Hay que recordar que el régimen democrático, a diferencia de
otros regímenes, no es un estado (¡ni el Estado!) en el que
se satisfacen normas institucionales y procedimientos jurídicos, por
justos que sean, sino que es un proceso continuo e histórico de democratización,
del que cada época se deba dar una versión más avanzada
y más conforme a su imaginario inicial: el autogobierno de la sociedad
por sí misma.
En una sociedad en movimiento, una democracia que no progresa, retrocede.
El cuestionamiento de la política resulta de su creciente incapacidad
para cumplir las funciones que eran tradicionalmente las suyas, de forma muy
particular las del poder, el discurso, la representación y la legitimidad.
Es indiscutible la pérdida de poder de lo político en razón
de la relativización del lugar del Estado-nación. Mundialización
(4) y localismo desafían por arriba y por abajo ese lugar esencial
de la legitimidad política, en cuyo interior se ha forjado la identidad
de los regímenes democráticos. Ciertamente, no estamos ante
el fin de los Estados-nación, sino, más bien, ante su banalización
en una especie de balcanización de los poderes, sin que emerja una
verdadera gobernanza mundial a la altura de la globalización de las
cuestiones políticas actuales (medio ambiente, salud, pobreza, regulaciones
económicas, terrorismo, etc.) (5). Lo que el poder político
ha perdido con el declive de la autonomía de las naciones no lo ha
recuperado en otras instancias que puedan reivindicar para ellas una auténtica
legitimidad democrática y un ejercicio efectivo del poder.
De la sociedad política a la sociedad de mercado
Este vacío relativo ha dejado campo libre al despliegue de un mercado
sin fronteras, que usa y abusa de las ventajas comparativas entre las naciones,
del dumping social y del chantaje de la deslocalización, un mercado
que hoy trata de ocupar progresivamente los dominios “reservados” del Estado
y de las políticas públicas, como es el caso de la salud, la
educación, los servicios sociales, la información, etc. En
este sentido, hemos pasado de una sociedad política a una sociedad
de mercado, consagrando lo que cabe denominar como una derrota de la política.
Se puede medir la extensión de esta derrota por el crecimiento del
paro y de la precariedad y por la fuerte progresión de las desigualdades.

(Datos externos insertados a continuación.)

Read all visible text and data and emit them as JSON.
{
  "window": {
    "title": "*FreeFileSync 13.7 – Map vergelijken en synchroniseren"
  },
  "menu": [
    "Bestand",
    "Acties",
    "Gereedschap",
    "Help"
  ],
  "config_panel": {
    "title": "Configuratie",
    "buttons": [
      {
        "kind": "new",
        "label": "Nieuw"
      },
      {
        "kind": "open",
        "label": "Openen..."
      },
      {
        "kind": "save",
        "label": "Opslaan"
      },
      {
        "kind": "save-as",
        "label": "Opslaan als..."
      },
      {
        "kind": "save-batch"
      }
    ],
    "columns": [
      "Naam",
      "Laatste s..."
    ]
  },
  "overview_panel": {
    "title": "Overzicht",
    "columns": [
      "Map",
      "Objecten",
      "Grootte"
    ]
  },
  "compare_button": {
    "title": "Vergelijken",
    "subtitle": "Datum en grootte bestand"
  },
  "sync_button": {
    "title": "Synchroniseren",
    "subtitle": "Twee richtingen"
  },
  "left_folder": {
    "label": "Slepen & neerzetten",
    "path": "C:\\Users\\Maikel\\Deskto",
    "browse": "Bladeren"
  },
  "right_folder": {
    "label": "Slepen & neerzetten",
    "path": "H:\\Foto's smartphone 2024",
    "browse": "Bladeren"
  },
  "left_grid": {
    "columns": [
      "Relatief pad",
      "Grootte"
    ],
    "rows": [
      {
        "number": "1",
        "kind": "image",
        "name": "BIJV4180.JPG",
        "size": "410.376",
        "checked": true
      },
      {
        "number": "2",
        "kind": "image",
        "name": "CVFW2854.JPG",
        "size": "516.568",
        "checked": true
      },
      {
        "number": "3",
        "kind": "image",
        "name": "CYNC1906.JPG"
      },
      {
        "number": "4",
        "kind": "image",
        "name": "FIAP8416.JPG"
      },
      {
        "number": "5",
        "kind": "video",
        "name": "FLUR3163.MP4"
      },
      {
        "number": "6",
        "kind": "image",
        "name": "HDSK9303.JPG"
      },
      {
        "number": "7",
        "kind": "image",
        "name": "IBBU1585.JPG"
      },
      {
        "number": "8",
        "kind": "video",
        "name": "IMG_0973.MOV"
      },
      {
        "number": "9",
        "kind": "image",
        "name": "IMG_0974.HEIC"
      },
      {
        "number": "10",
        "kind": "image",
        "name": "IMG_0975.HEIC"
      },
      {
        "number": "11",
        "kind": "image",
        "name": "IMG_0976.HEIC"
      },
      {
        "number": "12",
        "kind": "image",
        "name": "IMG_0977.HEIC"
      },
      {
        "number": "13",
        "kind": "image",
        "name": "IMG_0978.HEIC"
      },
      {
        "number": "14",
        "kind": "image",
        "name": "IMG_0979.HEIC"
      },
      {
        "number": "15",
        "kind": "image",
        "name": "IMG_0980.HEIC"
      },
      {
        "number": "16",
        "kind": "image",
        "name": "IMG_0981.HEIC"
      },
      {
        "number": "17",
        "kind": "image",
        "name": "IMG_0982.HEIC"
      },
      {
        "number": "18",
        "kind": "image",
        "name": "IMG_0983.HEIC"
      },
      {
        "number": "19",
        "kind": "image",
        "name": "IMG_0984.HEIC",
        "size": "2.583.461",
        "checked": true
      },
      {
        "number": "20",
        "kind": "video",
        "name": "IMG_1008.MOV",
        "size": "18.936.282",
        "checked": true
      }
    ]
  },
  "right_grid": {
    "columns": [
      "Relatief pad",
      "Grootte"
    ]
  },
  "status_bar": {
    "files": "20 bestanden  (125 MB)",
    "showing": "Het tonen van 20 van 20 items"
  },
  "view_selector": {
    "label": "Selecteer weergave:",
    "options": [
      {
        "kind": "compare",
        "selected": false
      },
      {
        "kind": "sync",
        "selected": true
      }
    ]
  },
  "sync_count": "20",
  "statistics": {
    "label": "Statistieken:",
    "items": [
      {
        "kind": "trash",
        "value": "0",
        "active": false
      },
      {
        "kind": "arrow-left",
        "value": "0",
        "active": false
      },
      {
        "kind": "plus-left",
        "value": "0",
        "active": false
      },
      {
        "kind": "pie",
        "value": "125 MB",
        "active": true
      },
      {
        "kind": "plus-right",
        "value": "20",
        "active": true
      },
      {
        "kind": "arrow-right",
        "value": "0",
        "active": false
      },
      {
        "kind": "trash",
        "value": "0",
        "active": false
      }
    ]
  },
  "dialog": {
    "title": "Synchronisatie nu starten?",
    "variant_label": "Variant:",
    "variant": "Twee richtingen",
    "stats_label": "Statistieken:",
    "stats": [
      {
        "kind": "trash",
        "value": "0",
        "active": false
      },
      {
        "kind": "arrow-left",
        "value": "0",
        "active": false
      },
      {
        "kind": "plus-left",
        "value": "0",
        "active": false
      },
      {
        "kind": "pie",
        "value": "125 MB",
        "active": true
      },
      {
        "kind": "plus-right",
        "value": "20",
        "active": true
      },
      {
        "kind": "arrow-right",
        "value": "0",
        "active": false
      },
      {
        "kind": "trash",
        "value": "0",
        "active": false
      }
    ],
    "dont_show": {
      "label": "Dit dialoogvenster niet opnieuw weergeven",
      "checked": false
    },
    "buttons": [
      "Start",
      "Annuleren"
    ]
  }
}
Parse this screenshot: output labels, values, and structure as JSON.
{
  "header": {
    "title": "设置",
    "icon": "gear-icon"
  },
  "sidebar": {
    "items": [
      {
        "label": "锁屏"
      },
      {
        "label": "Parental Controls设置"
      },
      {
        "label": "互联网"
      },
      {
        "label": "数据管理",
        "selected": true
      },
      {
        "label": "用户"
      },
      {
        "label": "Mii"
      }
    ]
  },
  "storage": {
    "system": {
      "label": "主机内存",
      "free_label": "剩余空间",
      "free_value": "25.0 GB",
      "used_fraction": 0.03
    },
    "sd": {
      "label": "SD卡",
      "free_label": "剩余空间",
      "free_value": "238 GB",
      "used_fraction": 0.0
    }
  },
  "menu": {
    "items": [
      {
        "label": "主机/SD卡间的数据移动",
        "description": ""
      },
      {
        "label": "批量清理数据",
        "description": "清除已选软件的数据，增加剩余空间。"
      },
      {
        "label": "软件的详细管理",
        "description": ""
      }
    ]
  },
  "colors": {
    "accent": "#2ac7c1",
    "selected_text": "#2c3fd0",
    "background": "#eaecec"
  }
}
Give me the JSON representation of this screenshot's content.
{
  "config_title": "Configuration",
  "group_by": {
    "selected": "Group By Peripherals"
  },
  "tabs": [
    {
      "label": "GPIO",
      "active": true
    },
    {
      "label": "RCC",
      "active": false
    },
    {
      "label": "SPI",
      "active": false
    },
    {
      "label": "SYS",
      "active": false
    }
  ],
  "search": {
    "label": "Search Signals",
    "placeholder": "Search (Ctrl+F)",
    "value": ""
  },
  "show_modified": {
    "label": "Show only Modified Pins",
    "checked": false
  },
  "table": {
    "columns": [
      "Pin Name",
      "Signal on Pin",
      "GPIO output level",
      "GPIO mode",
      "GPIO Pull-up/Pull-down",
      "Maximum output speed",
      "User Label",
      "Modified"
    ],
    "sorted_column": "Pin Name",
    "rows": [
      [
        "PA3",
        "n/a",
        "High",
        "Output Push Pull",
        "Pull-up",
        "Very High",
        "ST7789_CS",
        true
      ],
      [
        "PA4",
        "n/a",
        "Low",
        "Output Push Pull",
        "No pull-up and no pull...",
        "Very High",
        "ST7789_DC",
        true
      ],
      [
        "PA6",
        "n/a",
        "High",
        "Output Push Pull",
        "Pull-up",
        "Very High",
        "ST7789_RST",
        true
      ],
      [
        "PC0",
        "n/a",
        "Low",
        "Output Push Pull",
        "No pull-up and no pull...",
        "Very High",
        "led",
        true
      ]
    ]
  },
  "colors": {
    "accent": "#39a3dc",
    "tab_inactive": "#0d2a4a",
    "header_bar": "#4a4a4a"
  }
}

La exclusión social, es decir, en su sentido propio, la denegación
de ciudadanía, así como la desinserción social o la desafiliación
(6), ponen directamente en cuestión la responsabilidad política
en lo que hace a su deber de integración. La recrudescencia de las
desigualdades mina el suelo sobre el que se apoya el consenso democrático
de la postguerra en torno a un progreso que debía beneficiar a todos,
pero particularmente a las más desfavorecidos. Exclusión, pobreza
y aumento de las desigualdades han sido los reveladores ante la opinión
pública de una impotencia política que ya ha sido consumada
en gran medida.
El poder no reside solamente en la acción gubernamental, sino también
en el discurso y en la adhesión que suscita. La palabra política
es ante todo un discurso social, una representación general en torno
a la cual cada uno se reconoce y posiciona.
Hoy, las grandes ideologías mesiánicas han caducado, y la distinción
entre derecha e izquierda provoca creciente perplejidad. Pero, además
de este agotamiento de los contenidos ideológicos, lo que se manifiesta
de forma más prosaica es la incapacidad para suscitar la adhesión
por medio del discurso, para “hacer soñar”, como se suele decir acertadamente.
Una sociedad de individuos (7) más instruidos y más autónomos
es menos receptiva a un discurso global que llega desde arriba. Salvo caso
de grave crisis, ningún discurso político puede provocar ya
una adhesión tal que lo tome como “verdadero”.
La relajación de las relaciones, antes estrechas, entre los intelectuales
y el medio político ha contribuido igualmente a la desideologización
del discurso político, que cada vez se inspira menos en nuevas corrientes
de pensamiento. Este discurso proviene, con mucha más frecuencia,
de temas sociales puestos de relieve y orquestados por un puñado de
periodistas que “crean opinión” (8). Así, el poder del discurso,
donde residía la fuerza de la política, no es más que
un simple discurso del poder. Con programas electorales poco o nada cumplidos
(9), lo político ha perdido también algo de su credibilidad.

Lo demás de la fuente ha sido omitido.